– Да вон же она, – сказал Аристарх Иваныч, – бродит у гроба…
Я опять высунул голову из своей могилы. Татьяна Андреевна, действительно, стояла рядом, в венке из разноцветных полевых цветов, и в руках ее тоже были цветы.
– Это сон-трава, – сказала она, показывая один цветок. – Его еще называют ведьмино зелье или перелеска…
– The fair Ophelia! – воскликнул я.
– No, no, he is dead: go to thy death-bed[333], – печально улыбнулась Татьяна Андреевна. – Не вставай, не надо…
– Я не могу, – сказал я. – Я должен, должен встать и вернуться к жизни. Должен воскреснуть и устранить его, и еще рассказать Румянцеву о заговоре княжны Таракановой. Все беды на земле только оттого, что люди ничего делают, а просто стоят и смотрят, как убивают и мучают других людей. Это и есть зло, недеяние, равнодушие, желание спрятаться в тени в летний день тяжелой пахоты. Это ведь так просто – ничего не делать, изображать, что ты больной или мертвый, развлекаться, танцевать, играть в карты, лишь бы ни за что не отвечать.
– Ежели ты решил воскреснуть, – Татьяна Андреевна бросила на землю цветок и протянула руку к моей груди, – нужно вырвать у тебя сердце. У тебя в груди застряла пуля. Можно вырвать сердце, и тогда пуля не причинит тебе вреда. Конечно, сердца уже не будет, но можно жить и без сердца. Большинство людей живет без сердца – и ничего…

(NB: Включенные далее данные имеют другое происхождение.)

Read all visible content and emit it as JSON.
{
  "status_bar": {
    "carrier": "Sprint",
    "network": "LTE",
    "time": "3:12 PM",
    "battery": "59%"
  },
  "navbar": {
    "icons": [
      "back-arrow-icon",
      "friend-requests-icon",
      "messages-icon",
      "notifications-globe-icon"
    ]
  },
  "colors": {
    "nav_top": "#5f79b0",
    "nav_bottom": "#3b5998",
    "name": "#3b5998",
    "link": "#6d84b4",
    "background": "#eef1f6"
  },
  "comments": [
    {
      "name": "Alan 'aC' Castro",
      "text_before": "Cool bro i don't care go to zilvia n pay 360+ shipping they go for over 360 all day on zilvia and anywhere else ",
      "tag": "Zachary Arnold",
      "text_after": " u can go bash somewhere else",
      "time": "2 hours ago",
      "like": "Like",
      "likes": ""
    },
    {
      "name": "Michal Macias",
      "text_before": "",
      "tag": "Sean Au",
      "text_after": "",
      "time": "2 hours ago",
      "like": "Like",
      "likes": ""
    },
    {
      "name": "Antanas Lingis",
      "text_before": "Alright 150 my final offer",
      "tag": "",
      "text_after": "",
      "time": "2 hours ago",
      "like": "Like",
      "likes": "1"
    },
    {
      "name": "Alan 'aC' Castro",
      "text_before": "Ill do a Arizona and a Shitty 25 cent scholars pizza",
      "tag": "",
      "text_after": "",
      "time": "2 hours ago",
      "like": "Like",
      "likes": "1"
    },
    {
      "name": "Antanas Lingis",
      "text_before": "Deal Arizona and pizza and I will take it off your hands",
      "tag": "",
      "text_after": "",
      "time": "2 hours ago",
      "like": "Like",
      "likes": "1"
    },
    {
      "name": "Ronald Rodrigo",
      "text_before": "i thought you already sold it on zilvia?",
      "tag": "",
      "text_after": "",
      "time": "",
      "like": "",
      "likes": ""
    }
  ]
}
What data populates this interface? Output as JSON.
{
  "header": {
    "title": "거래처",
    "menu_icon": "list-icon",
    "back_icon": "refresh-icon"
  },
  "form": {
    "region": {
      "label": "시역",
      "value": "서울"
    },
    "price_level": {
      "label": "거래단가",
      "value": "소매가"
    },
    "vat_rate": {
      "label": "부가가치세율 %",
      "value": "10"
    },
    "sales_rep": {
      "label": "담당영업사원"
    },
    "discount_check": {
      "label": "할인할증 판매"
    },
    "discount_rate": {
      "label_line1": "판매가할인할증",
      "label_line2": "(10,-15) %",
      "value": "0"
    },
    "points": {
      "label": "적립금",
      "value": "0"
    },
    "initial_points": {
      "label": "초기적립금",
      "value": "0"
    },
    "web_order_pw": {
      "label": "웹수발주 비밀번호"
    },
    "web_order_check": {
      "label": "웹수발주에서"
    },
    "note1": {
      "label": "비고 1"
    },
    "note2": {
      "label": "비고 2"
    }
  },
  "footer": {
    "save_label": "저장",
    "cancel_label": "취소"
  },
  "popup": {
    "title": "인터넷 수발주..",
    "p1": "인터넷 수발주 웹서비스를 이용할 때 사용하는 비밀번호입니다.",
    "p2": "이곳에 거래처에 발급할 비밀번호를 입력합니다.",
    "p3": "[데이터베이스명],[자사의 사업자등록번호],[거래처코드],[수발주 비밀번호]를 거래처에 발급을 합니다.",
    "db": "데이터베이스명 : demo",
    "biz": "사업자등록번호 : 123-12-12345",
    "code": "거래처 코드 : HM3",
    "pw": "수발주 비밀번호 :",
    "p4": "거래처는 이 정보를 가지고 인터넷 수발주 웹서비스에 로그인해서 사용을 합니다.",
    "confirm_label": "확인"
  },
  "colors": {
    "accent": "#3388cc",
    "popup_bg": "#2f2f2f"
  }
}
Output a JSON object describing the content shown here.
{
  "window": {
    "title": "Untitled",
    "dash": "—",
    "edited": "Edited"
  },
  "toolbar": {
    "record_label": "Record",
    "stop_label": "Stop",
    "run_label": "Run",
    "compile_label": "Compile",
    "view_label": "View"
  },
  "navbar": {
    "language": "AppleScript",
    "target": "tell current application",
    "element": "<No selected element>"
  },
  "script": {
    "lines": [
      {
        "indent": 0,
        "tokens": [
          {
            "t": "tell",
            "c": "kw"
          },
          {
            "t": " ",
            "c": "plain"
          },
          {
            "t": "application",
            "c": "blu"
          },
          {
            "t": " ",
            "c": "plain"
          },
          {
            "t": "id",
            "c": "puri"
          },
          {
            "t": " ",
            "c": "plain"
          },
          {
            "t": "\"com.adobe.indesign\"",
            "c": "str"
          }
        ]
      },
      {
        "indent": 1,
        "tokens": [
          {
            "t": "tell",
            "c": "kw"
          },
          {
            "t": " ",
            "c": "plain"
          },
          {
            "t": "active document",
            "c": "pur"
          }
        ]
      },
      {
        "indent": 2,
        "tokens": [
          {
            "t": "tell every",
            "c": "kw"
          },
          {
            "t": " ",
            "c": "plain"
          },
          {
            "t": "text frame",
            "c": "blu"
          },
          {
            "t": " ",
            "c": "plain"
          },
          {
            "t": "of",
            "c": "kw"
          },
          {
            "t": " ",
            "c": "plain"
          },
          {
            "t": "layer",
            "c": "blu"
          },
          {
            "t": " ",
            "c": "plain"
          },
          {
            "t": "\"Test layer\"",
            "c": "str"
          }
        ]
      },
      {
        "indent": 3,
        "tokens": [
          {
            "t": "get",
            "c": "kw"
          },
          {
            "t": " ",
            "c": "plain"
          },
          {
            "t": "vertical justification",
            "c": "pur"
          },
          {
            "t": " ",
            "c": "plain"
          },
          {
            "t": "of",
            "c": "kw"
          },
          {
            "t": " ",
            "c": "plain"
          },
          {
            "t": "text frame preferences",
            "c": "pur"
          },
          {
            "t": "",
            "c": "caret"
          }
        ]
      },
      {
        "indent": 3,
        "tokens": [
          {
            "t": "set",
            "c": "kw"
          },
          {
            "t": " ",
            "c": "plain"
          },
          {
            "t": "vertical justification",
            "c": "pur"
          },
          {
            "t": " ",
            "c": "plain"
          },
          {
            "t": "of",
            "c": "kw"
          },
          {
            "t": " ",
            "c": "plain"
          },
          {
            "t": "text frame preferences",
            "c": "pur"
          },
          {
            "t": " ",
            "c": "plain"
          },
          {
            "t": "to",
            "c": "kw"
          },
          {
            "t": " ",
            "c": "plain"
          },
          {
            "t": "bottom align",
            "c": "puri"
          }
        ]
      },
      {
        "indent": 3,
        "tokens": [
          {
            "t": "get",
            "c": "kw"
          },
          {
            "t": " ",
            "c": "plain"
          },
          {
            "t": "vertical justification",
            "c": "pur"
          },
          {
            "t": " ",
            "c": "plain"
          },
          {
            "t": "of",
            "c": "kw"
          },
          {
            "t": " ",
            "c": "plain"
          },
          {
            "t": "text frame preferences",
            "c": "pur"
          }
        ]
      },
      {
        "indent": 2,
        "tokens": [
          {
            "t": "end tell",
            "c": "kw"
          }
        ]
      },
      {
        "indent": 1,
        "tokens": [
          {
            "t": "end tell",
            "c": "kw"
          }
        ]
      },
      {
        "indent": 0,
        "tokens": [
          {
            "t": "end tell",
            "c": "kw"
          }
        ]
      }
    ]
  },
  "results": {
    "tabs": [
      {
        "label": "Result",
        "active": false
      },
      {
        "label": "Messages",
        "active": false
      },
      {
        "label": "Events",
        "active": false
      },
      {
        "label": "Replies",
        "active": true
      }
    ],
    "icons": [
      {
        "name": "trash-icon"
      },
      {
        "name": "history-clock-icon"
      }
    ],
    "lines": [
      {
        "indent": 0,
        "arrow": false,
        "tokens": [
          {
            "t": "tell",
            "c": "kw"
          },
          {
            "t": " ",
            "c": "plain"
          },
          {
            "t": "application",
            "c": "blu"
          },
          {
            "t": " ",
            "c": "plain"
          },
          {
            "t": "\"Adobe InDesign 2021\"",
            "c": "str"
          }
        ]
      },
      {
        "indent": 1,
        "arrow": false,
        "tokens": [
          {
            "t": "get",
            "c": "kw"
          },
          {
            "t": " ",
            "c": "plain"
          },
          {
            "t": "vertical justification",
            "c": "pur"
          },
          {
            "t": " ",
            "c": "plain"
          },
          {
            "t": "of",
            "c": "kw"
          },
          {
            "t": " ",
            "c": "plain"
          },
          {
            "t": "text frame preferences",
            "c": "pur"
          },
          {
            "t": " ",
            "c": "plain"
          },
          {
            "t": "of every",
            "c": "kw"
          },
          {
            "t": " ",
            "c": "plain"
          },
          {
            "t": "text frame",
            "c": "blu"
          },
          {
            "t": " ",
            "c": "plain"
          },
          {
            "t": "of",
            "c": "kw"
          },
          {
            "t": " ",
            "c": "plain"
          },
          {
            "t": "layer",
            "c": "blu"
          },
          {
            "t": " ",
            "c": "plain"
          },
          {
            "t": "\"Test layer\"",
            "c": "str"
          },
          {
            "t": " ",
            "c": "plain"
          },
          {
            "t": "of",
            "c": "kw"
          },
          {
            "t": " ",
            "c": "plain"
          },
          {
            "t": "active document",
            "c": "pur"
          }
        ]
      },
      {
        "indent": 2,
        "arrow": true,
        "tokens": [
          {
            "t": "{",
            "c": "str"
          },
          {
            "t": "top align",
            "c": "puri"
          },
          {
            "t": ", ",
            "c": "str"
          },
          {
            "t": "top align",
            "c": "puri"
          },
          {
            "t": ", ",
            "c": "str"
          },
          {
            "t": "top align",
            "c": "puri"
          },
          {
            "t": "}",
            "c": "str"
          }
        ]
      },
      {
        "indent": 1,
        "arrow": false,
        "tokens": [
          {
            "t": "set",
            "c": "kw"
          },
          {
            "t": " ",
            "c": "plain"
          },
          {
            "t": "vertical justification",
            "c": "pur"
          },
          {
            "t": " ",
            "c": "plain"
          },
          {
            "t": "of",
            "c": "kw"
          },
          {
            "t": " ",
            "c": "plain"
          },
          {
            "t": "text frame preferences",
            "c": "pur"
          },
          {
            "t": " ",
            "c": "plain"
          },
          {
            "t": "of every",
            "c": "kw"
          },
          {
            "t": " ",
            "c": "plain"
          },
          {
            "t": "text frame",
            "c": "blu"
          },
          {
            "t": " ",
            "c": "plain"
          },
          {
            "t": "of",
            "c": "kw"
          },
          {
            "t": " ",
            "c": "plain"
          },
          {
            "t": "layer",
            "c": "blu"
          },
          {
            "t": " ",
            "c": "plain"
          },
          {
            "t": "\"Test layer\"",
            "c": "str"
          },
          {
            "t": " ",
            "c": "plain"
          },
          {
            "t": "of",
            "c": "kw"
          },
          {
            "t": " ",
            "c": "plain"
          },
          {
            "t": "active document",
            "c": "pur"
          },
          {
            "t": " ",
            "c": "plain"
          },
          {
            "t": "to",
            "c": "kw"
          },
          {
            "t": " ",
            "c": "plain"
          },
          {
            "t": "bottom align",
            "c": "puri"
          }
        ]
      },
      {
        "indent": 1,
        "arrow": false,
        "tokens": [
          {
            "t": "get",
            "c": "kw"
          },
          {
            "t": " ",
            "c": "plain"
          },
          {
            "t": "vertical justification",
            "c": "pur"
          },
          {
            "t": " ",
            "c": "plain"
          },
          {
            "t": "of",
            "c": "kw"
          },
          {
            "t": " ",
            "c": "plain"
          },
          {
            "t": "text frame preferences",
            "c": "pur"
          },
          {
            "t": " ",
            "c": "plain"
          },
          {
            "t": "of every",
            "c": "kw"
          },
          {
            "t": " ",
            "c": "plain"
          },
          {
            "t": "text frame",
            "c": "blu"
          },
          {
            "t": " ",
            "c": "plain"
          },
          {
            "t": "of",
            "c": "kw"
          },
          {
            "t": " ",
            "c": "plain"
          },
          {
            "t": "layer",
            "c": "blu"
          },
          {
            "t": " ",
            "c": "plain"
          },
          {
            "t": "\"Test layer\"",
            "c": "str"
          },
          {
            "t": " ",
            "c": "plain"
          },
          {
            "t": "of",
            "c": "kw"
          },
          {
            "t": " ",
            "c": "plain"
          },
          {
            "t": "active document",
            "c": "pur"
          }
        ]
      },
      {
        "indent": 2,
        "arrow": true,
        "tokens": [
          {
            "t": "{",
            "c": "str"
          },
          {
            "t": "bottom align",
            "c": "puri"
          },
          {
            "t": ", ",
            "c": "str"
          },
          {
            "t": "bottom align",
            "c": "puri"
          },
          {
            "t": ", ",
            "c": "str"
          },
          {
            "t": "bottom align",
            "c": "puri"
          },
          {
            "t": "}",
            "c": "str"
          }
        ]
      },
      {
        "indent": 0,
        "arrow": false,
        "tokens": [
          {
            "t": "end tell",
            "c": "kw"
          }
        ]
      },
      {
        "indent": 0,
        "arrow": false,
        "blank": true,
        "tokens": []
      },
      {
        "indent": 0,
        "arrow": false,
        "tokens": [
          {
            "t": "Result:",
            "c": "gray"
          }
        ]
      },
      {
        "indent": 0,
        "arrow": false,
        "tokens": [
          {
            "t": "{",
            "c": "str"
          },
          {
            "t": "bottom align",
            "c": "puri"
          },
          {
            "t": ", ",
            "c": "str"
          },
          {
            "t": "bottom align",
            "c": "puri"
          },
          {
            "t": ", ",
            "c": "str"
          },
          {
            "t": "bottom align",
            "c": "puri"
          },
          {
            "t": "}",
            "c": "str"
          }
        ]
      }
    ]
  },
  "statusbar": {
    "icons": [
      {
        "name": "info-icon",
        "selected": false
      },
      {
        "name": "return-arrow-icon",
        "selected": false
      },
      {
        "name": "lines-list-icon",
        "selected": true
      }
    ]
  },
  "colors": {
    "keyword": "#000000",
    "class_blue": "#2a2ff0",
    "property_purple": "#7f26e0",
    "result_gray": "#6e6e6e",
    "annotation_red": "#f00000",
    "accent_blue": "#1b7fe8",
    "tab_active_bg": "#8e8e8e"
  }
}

– Да, давайте так и сделаем! – закричал Аристарх Иваныч. – Ребята, держите его за руки!
– Вы с ума сошли! А ну, пустите!
Эмин и невесть откуда выбежавший калмык Чегодай схватили меня за руки, Аристарх Иваныч прижал ко гробу мои ноги, а Татьяна Андреевна всё продолжала тянуть ко мне свою бледную и тонкую кисть.
– Пустите, кому говорю!
Белая рука вонзилась мне в грудную клетку и стала зачерпывать мое сердце, как зачерпывают воду ковшом. Я закричал, но было уже поздно: смолянка выхватила из меня кусок красного мяса и стала совать его мне же под нос, приговаривая, что теперь всё обойдется, и очень скоро мне станет легче. Я умираю, сказал я сам себе, всё напрасно. Мои глаза снова закрылись.
Глава восемьдесят первая,
в которой мичман Войнович курит кальян
Княжна встретила меня в восточном образе, в широком муслиновом платье-сорочке с наживотником, застегнутом стык в стык и скрывавшем фигуру, robe a la Turc[334]; это был тогда самый писк моды. В комнате дымился кальян и еще какие-то азиатские благовония, все вокруг было обставлено предметами из турецкого быта: сафьяновая оттоманка была призанавешена кисейными шторами с бахромой и кистями, как бы приглашающими внутрь, к амурному свиданию, две скрещенные турецкие сабли на стене означали, очевидно, воинственный характер хозяйки, а дорогие персидские ковры изображали падение Константинополя и Каллиполя, явно намекая на имперский размах ее помыслов и стремлений.